We find ourselves asking, "Why would a good and loving God allow us to go through such things as the death of a child, disease and injury to ourselves and our loved ones, financial hardships, rejection and fear?" The Bible clearly teaches that God loves those who are His children, and "He works all things together for our good." This means our trials He allows so that we might be given the privilege to know Him in an increasingly intimate way.
Our passage for today reads, "Now the Midianites had sold him in Egypt to Potiphar, an officer of Pharaoh and captain of the guard."
This whole chapter starts with a picture of Jacob and his children, specifically Joseph, 17-years-old, the pride of his father. And we see Joseph talking with his brothers about dreams he’s having about him ruling over them. For obvious reasons that didn’t sit too well with his brothers, but it eventually led them to sell Joseph into slavery. At first, they were talking about killing him, but then they decided to sell him into slavery. And by the end of this chapter, this boy with this bright colored coat has been sold into slavery in Egypt to Potiphar, an officer of Pharaoh, the captain of the guard.
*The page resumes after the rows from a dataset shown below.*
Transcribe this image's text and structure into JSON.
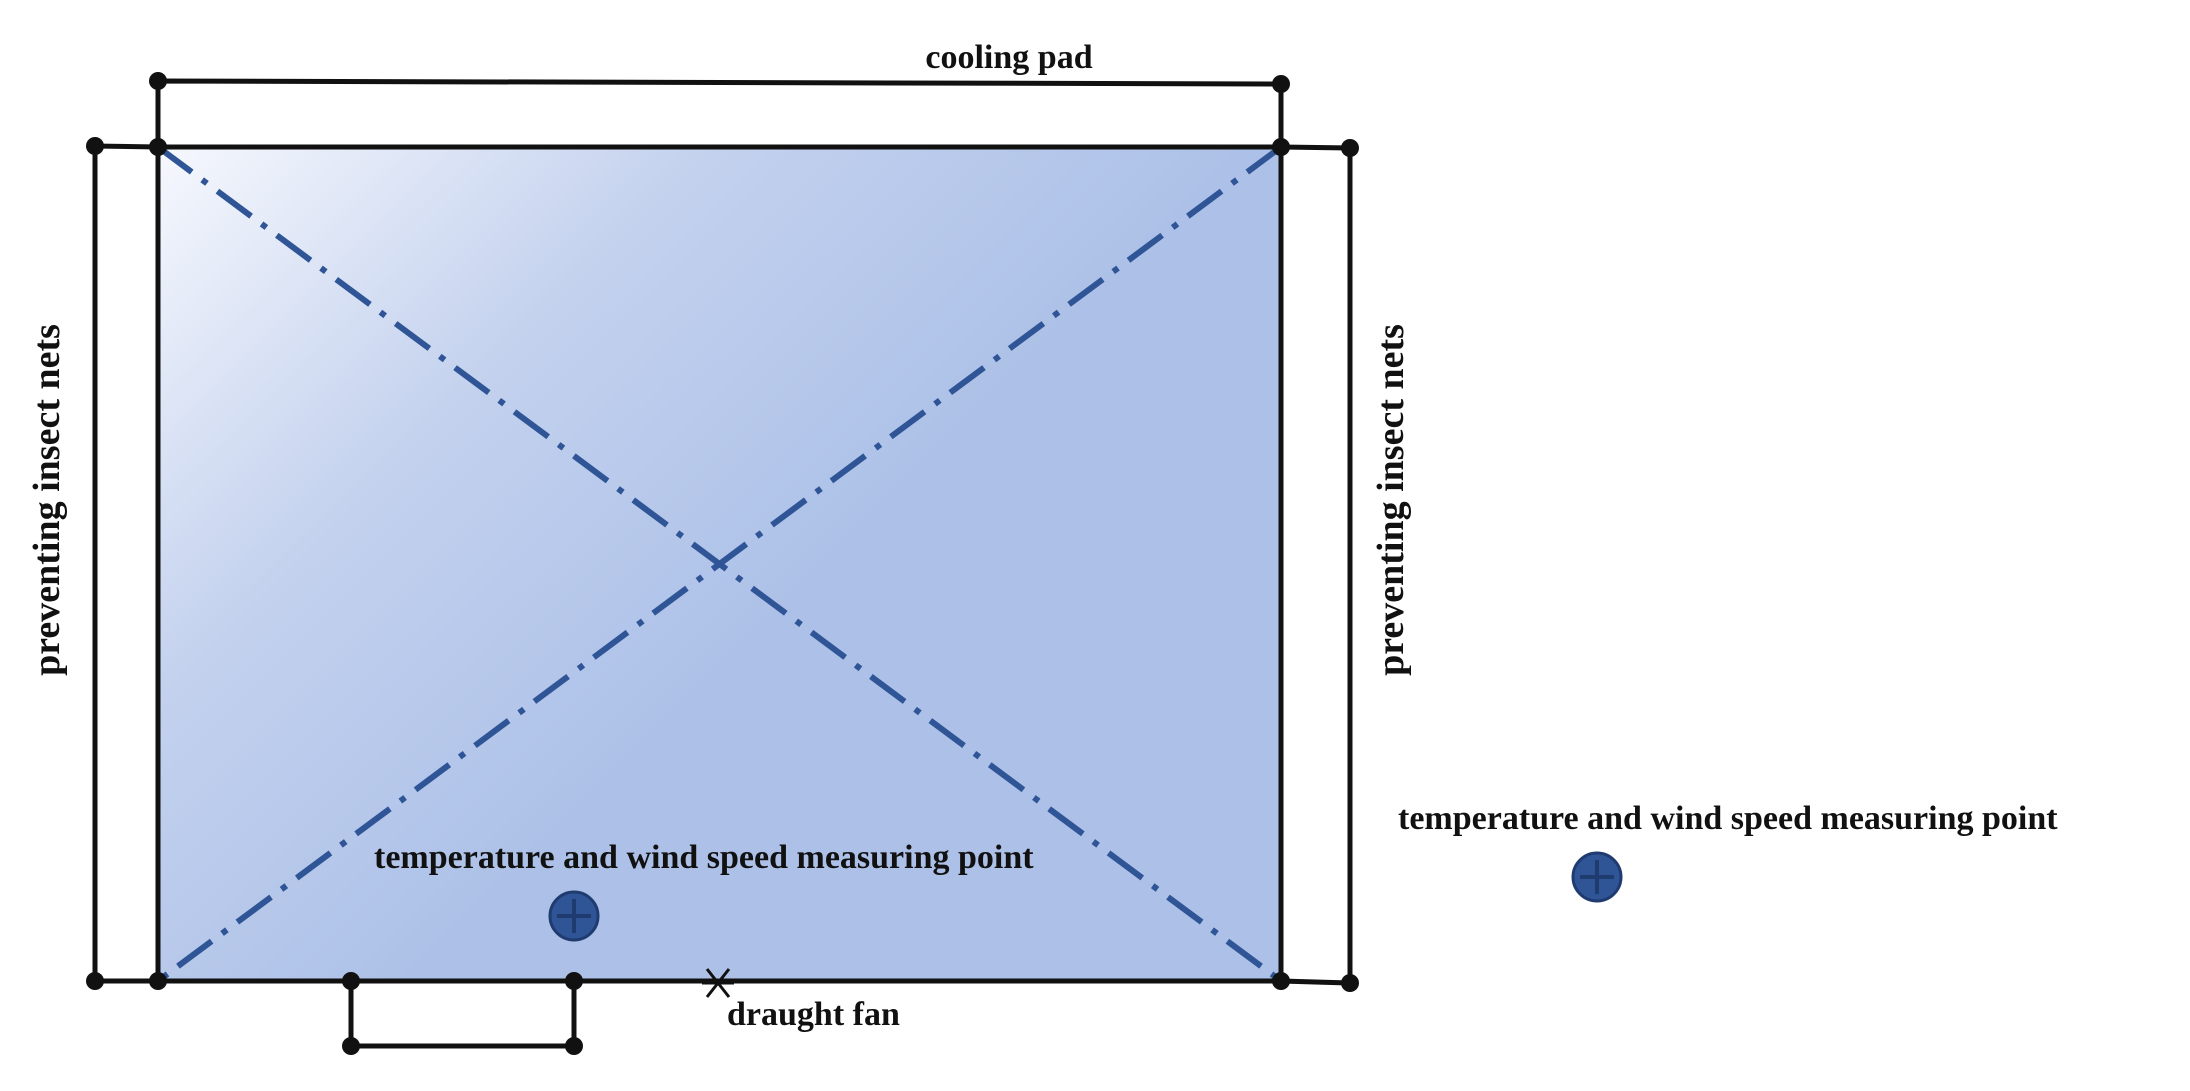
{
  "labels": {
    "cooling_pad": "cooling pad",
    "insect_nets_left": "preventing insect nets",
    "insect_nets_right": "preventing insect nets",
    "measuring_point_inner": "temperature and wind speed measuring point",
    "measuring_point_legend": "temperature and wind speed measuring point",
    "draught_fan": "draught fan"
  },
  "colors": {
    "fill_light": "#f6f8fd",
    "fill_mid": "#c3d1ee",
    "fill_main": "#adc1e8",
    "diagonal": "#2f5597",
    "marker_fill": "#2f5597",
    "marker_edge": "#1f3b70",
    "line": "#111111"
  }
}
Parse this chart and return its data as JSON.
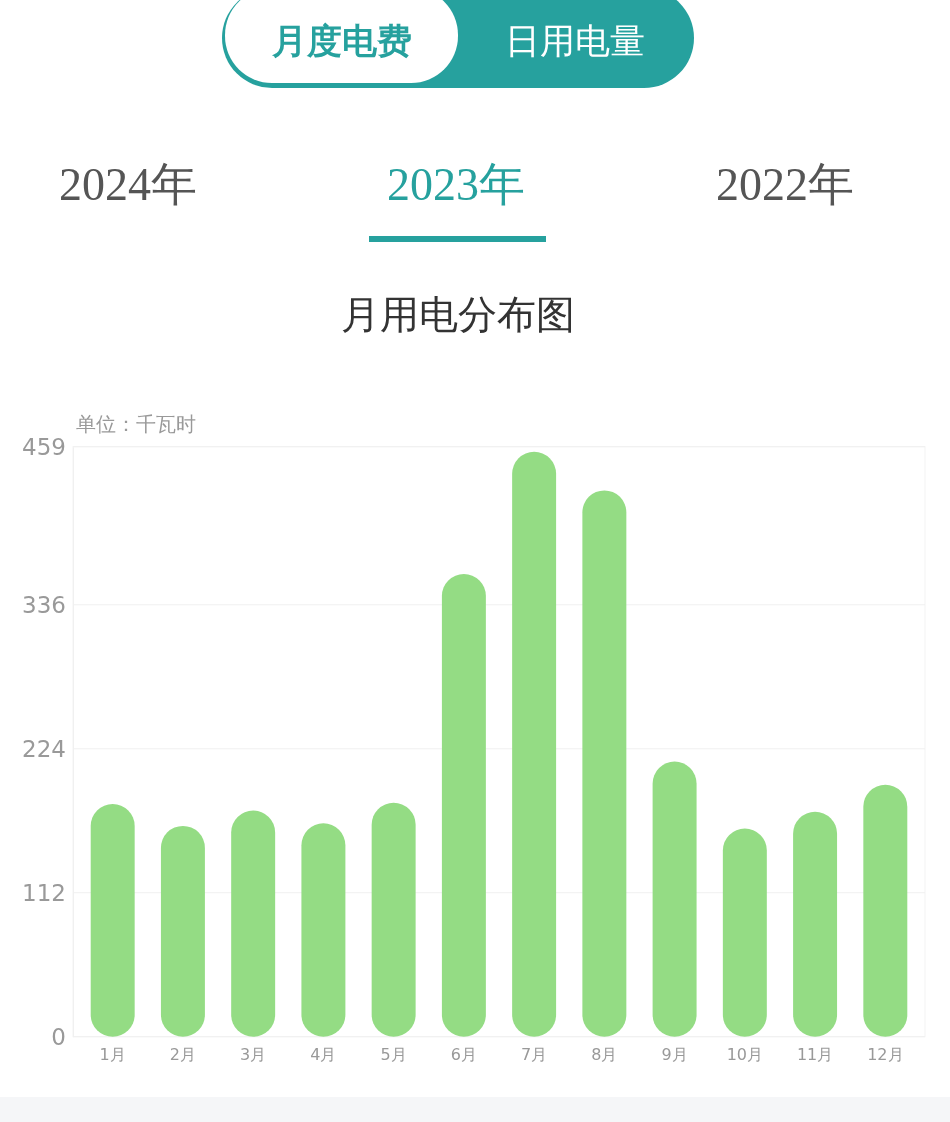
{
  "chart_data": {
    "type": "bar",
    "title": "月用电分布图",
    "ylabel": "单位：千瓦时",
    "annotations": [
      "月度电费",
      "日用电量",
      "2024年",
      "2023年",
      "2022年"
    ],
    "categories": [
      "1月",
      "2月",
      "3月",
      "4月",
      "5月",
      "6月",
      "7月",
      "8月",
      "9月",
      "10月",
      "11月",
      "12月"
    ],
    "values": [
      181,
      164,
      176,
      166,
      182,
      360,
      455,
      425,
      214,
      162,
      175,
      196
    ],
    "color": "#94dc84",
    "ylim": [
      0,
      459
    ],
    "yticks": [
      0,
      112,
      224,
      336,
      459
    ],
    "grid": true
  }
}
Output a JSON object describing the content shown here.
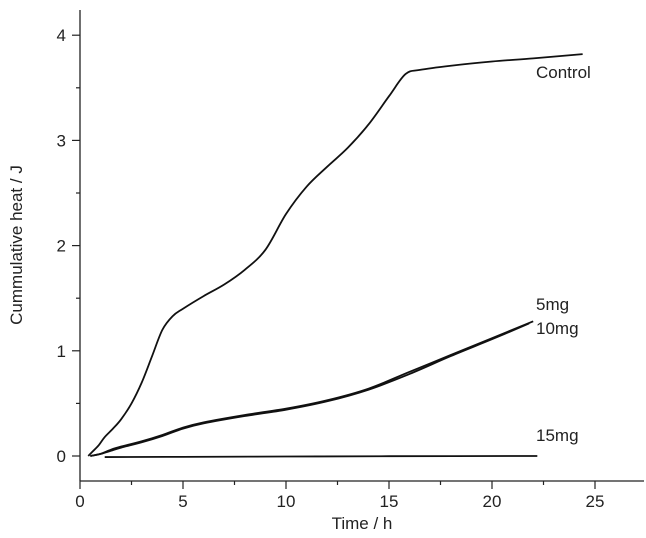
{
  "chart_data": {
    "type": "line",
    "title": "",
    "xlabel": "Time / h",
    "ylabel": "Cummulative heat / J",
    "xlim": [
      0,
      27.5
    ],
    "ylim": [
      -0.05,
      4.25
    ],
    "x_ticks": [
      0,
      5,
      10,
      15,
      20,
      25
    ],
    "y_ticks": [
      0,
      1,
      2,
      3,
      4
    ],
    "grid": false,
    "legend": "none (inline labels at line ends)",
    "series": [
      {
        "name": "Control",
        "x": [
          0.4,
          0.6,
          0.9,
          1.2,
          1.6,
          2.0,
          2.5,
          3.0,
          3.5,
          4.0,
          4.5,
          5.0,
          6.0,
          7.0,
          8.0,
          9.0,
          10.0,
          11.0,
          12.0,
          13.0,
          14.0,
          15.0,
          15.8,
          16.5,
          18.0,
          20.0,
          22.0,
          24.4
        ],
        "y": [
          0.0,
          0.04,
          0.1,
          0.18,
          0.26,
          0.35,
          0.5,
          0.7,
          0.95,
          1.2,
          1.33,
          1.4,
          1.52,
          1.63,
          1.77,
          1.96,
          2.3,
          2.56,
          2.75,
          2.93,
          3.15,
          3.42,
          3.63,
          3.67,
          3.71,
          3.75,
          3.78,
          3.82
        ]
      },
      {
        "name": "5mg",
        "x": [
          0.5,
          1.0,
          1.5,
          2.0,
          3.0,
          4.0,
          5.0,
          6.0,
          8.0,
          10.0,
          12.0,
          14.0,
          16.0,
          18.0,
          20.0,
          22.0
        ],
        "y": [
          0.0,
          0.02,
          0.06,
          0.09,
          0.14,
          0.2,
          0.27,
          0.32,
          0.39,
          0.45,
          0.53,
          0.64,
          0.8,
          0.96,
          1.12,
          1.28
        ]
      },
      {
        "name": "10mg",
        "x": [
          0.5,
          1.0,
          1.5,
          2.0,
          3.0,
          4.0,
          5.0,
          6.0,
          8.0,
          10.0,
          12.0,
          14.0,
          16.0,
          18.0,
          20.0,
          21.8
        ],
        "y": [
          0.0,
          0.02,
          0.05,
          0.08,
          0.13,
          0.19,
          0.26,
          0.31,
          0.38,
          0.44,
          0.52,
          0.63,
          0.78,
          0.95,
          1.11,
          1.26
        ]
      },
      {
        "name": "15mg",
        "x": [
          1.2,
          5.0,
          10.0,
          15.0,
          22.2
        ],
        "y": [
          -0.01,
          -0.008,
          -0.005,
          -0.002,
          0.0
        ]
      }
    ],
    "labels": {
      "control": "Control",
      "s5": "5mg",
      "s10": "10mg",
      "s15": "15mg"
    }
  }
}
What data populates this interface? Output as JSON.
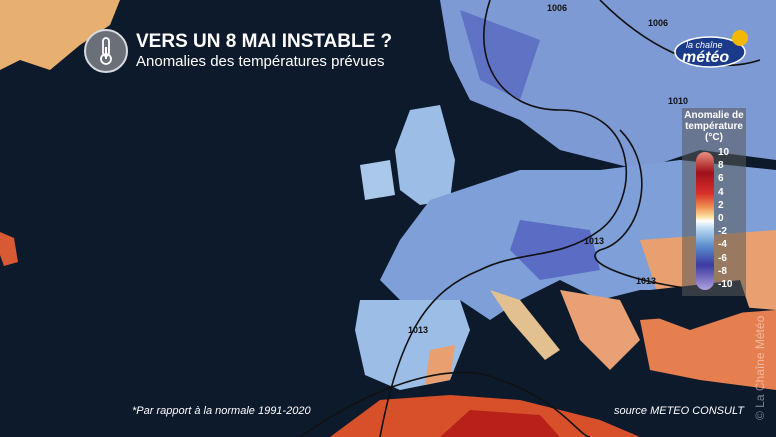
{
  "header": {
    "title": "VERS UN 8 MAI INSTABLE ?",
    "subtitle": "Anomalies des températures prévues",
    "icon": "thermometer-icon"
  },
  "logo": {
    "line1": "la chaîne",
    "line2": "météo"
  },
  "legend": {
    "title": "Anomalie de température (°C)",
    "ticks": [
      "10",
      "8",
      "6",
      "4",
      "2",
      "0",
      "-2",
      "-4",
      "-6",
      "-8",
      "-10"
    ],
    "range": [
      -10,
      10
    ],
    "colors": {
      "warm": "#a0101a",
      "neutral": "#ffffff",
      "cold": "#3a3aa0"
    }
  },
  "isobars": [
    "1006",
    "1006",
    "1010",
    "1013",
    "1013",
    "1013"
  ],
  "footer": {
    "note": "*Par rapport à la normale 1991-2020",
    "source": "source METEO CONSULT"
  },
  "watermark": "© La Chaîne Météo"
}
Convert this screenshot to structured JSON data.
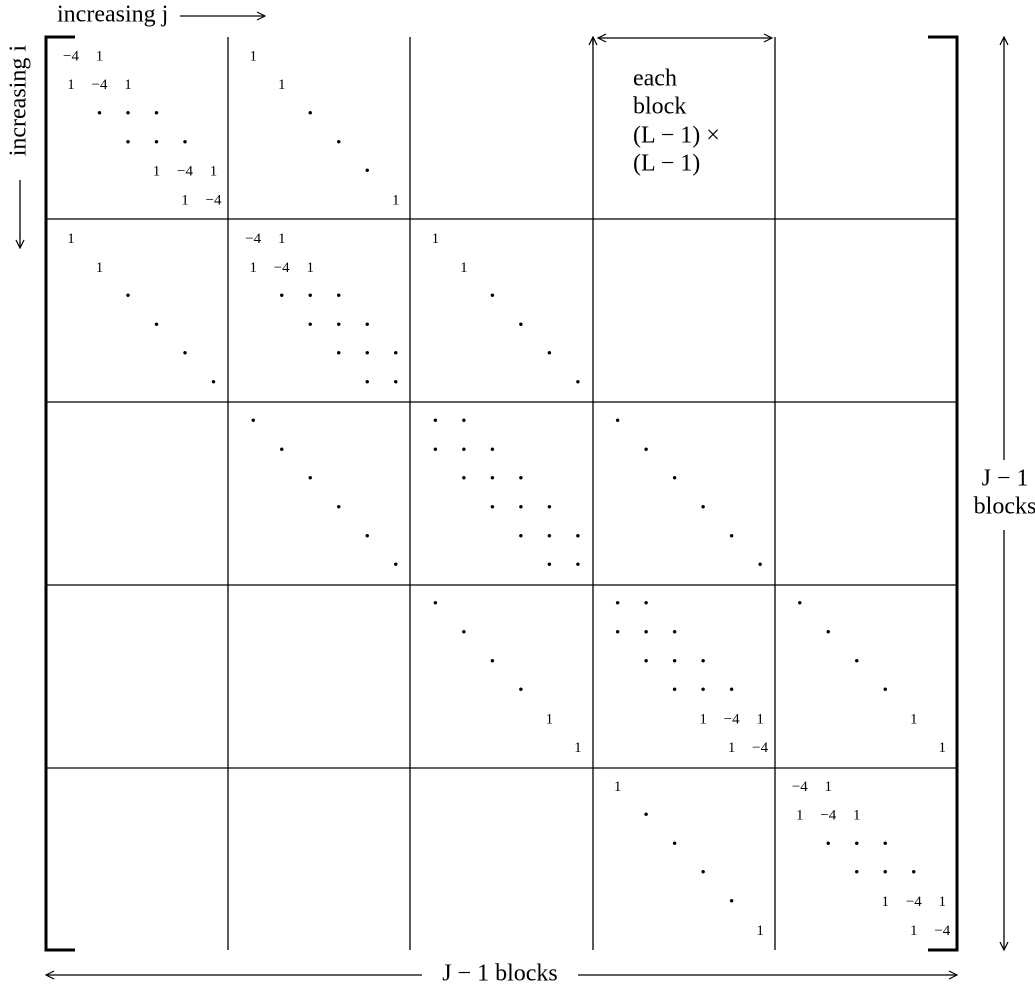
{
  "labels": {
    "top": "increasing j",
    "left": "increasing i",
    "note": [
      "each",
      "block",
      "(L − 1) ×",
      "(L − 1)"
    ],
    "right": [
      "J − 1",
      "blocks"
    ],
    "bottom": "J − 1 blocks"
  },
  "matrix": [
    [
      [
        [
          "−4",
          "1",
          null,
          null,
          null,
          null
        ],
        [
          "1",
          "−4",
          "1",
          null,
          null,
          null
        ],
        [
          null,
          "•",
          "•",
          "•",
          null,
          null
        ],
        [
          null,
          null,
          "•",
          "•",
          "•",
          null
        ],
        [
          null,
          null,
          null,
          "1",
          "−4",
          "1"
        ],
        [
          null,
          null,
          null,
          null,
          "1",
          "−4"
        ]
      ],
      [
        [
          "1",
          null,
          null,
          null,
          null,
          null
        ],
        [
          null,
          "1",
          null,
          null,
          null,
          null
        ],
        [
          null,
          null,
          "•",
          null,
          null,
          null
        ],
        [
          null,
          null,
          null,
          "•",
          null,
          null
        ],
        [
          null,
          null,
          null,
          null,
          "•",
          null
        ],
        [
          null,
          null,
          null,
          null,
          null,
          "1"
        ]
      ],
      null,
      null,
      null
    ],
    [
      [
        [
          "1",
          null,
          null,
          null,
          null,
          null
        ],
        [
          null,
          "1",
          null,
          null,
          null,
          null
        ],
        [
          null,
          null,
          "•",
          null,
          null,
          null
        ],
        [
          null,
          null,
          null,
          "•",
          null,
          null
        ],
        [
          null,
          null,
          null,
          null,
          "•",
          null
        ],
        [
          null,
          null,
          null,
          null,
          null,
          "•"
        ]
      ],
      [
        [
          "−4",
          "1",
          null,
          null,
          null,
          null
        ],
        [
          "1",
          "−4",
          "1",
          null,
          null,
          null
        ],
        [
          null,
          "•",
          "•",
          "•",
          null,
          null
        ],
        [
          null,
          null,
          "•",
          "•",
          "•",
          null
        ],
        [
          null,
          null,
          null,
          "•",
          "•",
          "•"
        ],
        [
          null,
          null,
          null,
          null,
          "•",
          "•"
        ]
      ],
      [
        [
          "1",
          null,
          null,
          null,
          null,
          null
        ],
        [
          null,
          "1",
          null,
          null,
          null,
          null
        ],
        [
          null,
          null,
          "•",
          null,
          null,
          null
        ],
        [
          null,
          null,
          null,
          "•",
          null,
          null
        ],
        [
          null,
          null,
          null,
          null,
          "•",
          null
        ],
        [
          null,
          null,
          null,
          null,
          null,
          "•"
        ]
      ],
      null,
      null
    ],
    [
      null,
      [
        [
          "•",
          null,
          null,
          null,
          null,
          null
        ],
        [
          null,
          "•",
          null,
          null,
          null,
          null
        ],
        [
          null,
          null,
          "•",
          null,
          null,
          null
        ],
        [
          null,
          null,
          null,
          "•",
          null,
          null
        ],
        [
          null,
          null,
          null,
          null,
          "•",
          null
        ],
        [
          null,
          null,
          null,
          null,
          null,
          "•"
        ]
      ],
      [
        [
          "•",
          "•",
          null,
          null,
          null,
          null
        ],
        [
          "•",
          "•",
          "•",
          null,
          null,
          null
        ],
        [
          null,
          "•",
          "•",
          "•",
          null,
          null
        ],
        [
          null,
          null,
          "•",
          "•",
          "•",
          null
        ],
        [
          null,
          null,
          null,
          "•",
          "•",
          "•"
        ],
        [
          null,
          null,
          null,
          null,
          "•",
          "•"
        ]
      ],
      [
        [
          "•",
          null,
          null,
          null,
          null,
          null
        ],
        [
          null,
          "•",
          null,
          null,
          null,
          null
        ],
        [
          null,
          null,
          "•",
          null,
          null,
          null
        ],
        [
          null,
          null,
          null,
          "•",
          null,
          null
        ],
        [
          null,
          null,
          null,
          null,
          "•",
          null
        ],
        [
          null,
          null,
          null,
          null,
          null,
          "•"
        ]
      ],
      null
    ],
    [
      null,
      null,
      [
        [
          "•",
          null,
          null,
          null,
          null,
          null
        ],
        [
          null,
          "•",
          null,
          null,
          null,
          null
        ],
        [
          null,
          null,
          "•",
          null,
          null,
          null
        ],
        [
          null,
          null,
          null,
          "•",
          null,
          null
        ],
        [
          null,
          null,
          null,
          null,
          "1",
          null
        ],
        [
          null,
          null,
          null,
          null,
          null,
          "1"
        ]
      ],
      [
        [
          "•",
          "•",
          null,
          null,
          null,
          null
        ],
        [
          "•",
          "•",
          "•",
          null,
          null,
          null
        ],
        [
          null,
          "•",
          "•",
          "•",
          null,
          null
        ],
        [
          null,
          null,
          "•",
          "•",
          "•",
          null
        ],
        [
          null,
          null,
          null,
          "1",
          "−4",
          "1"
        ],
        [
          null,
          null,
          null,
          null,
          "1",
          "−4"
        ]
      ],
      [
        [
          "•",
          null,
          null,
          null,
          null,
          null
        ],
        [
          null,
          "•",
          null,
          null,
          null,
          null
        ],
        [
          null,
          null,
          "•",
          null,
          null,
          null
        ],
        [
          null,
          null,
          null,
          "•",
          null,
          null
        ],
        [
          null,
          null,
          null,
          null,
          "1",
          null
        ],
        [
          null,
          null,
          null,
          null,
          null,
          "1"
        ]
      ]
    ],
    [
      null,
      null,
      null,
      [
        [
          "1",
          null,
          null,
          null,
          null,
          null
        ],
        [
          null,
          "•",
          null,
          null,
          null,
          null
        ],
        [
          null,
          null,
          "•",
          null,
          null,
          null
        ],
        [
          null,
          null,
          null,
          "•",
          null,
          null
        ],
        [
          null,
          null,
          null,
          null,
          "•",
          null
        ],
        [
          null,
          null,
          null,
          null,
          null,
          "1"
        ]
      ],
      [
        [
          "−4",
          "1",
          null,
          null,
          null,
          null
        ],
        [
          "1",
          "−4",
          "1",
          null,
          null,
          null
        ],
        [
          null,
          "•",
          "•",
          "•",
          null,
          null
        ],
        [
          null,
          null,
          "•",
          "•",
          "•",
          null
        ],
        [
          null,
          null,
          null,
          "1",
          "−4",
          "1"
        ],
        [
          null,
          null,
          null,
          null,
          "1",
          "−4"
        ]
      ]
    ]
  ]
}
All of this just underscores the providence of God in the life of a yielded teenager. And, even though there would await for Joseph some intense moments of fighting off the advances of Potiphar's hot wife, God was still sovereign. A careful study of God's word reveals that God uses people who are not always the most qualified. Many times they were the least qualified! But what they did have, the needed depth of realizing that they desperately needed God, positioned them in a place of great usefulness. We learn that God uses people that are yielded and faithful to Him. God uses that man, that woman who is open and ready to be used by Him. He uses the ones who are willing to pay the price of personal sacrifice on behalf of the Lord Jesus. Sacrifice is the foundation to real community.
D. L. Moody, the evangelist, significantly used by God, was convinced that total surrender to God was the key to successful ministry. This was reinforced in the early years of his ministry when he heard the British evangelist Henry Varley say, “The world has yet to see what God will do with and for and through and in and by the man who is fully and wholly consecrated to him.” Moody asked God to make him that man, and, boy did He. Dwight Moody wasn’t perfect. He was flawed and limited, but he was open to God’s use. Moody was willing to be less so that Christ could be more. In the end, God used the converted shoe salesman to become the leading evangelist of his day. Estimates vary, but Moody is thought to have been used of God to led as many as a million people to faith in the Lord Jesus Christ.